My world is empty without her. All through the long nights alone in my bed, I dream of her. I do love her.
‘I respect Eliza, father.’ He paused. ‘I could never wish her harm.’
‘Very well, my son. I will try to understand.’ The viscount sighed, leaned back in his chair. ‘You are a man now. Come to a man’s estate, as the saying goes. But now I say that word, it reminds me that I have sad tidings for you.’
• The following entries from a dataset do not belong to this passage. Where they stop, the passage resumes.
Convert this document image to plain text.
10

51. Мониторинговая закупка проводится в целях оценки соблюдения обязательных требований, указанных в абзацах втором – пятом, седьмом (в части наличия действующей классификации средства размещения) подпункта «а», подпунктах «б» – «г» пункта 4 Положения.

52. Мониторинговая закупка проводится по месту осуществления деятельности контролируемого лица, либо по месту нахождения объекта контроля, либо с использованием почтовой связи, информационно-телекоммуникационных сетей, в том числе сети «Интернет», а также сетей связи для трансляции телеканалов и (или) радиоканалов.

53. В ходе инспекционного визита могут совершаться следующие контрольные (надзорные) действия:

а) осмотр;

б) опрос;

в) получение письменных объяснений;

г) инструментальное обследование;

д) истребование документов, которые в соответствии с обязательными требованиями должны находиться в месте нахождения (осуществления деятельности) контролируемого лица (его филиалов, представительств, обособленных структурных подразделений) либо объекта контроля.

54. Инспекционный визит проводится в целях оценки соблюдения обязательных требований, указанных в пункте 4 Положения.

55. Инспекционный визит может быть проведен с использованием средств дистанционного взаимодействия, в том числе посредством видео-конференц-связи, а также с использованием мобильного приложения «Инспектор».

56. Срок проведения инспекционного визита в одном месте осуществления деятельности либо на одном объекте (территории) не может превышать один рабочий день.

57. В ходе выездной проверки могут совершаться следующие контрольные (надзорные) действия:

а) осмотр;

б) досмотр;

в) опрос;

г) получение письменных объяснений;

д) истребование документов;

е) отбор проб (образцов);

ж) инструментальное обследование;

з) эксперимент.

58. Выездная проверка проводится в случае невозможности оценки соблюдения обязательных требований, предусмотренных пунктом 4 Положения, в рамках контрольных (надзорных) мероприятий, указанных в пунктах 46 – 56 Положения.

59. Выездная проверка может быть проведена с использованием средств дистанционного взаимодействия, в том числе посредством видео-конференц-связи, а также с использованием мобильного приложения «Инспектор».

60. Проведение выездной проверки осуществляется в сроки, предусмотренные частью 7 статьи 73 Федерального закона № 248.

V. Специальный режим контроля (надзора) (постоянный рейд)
He watched as his son digested the import of those words. Then he stood, eased his aching limbs from his armchair, reached for the brandy decanter and the two glasses that stood on a table beside his desk. He poured a generous nip into one glass, a finger into the other. Then he drained the larger nip, refilled his glass, and slid the other towards his son.
‘You will recall that some few years back, I sold our herd of Jersey cattle to our neighbour Ernest Thurber, and replaced them with sheep?’
‘Yes sir. You said at the time you planned to grow wool for the new spinning mills being built all over the country.’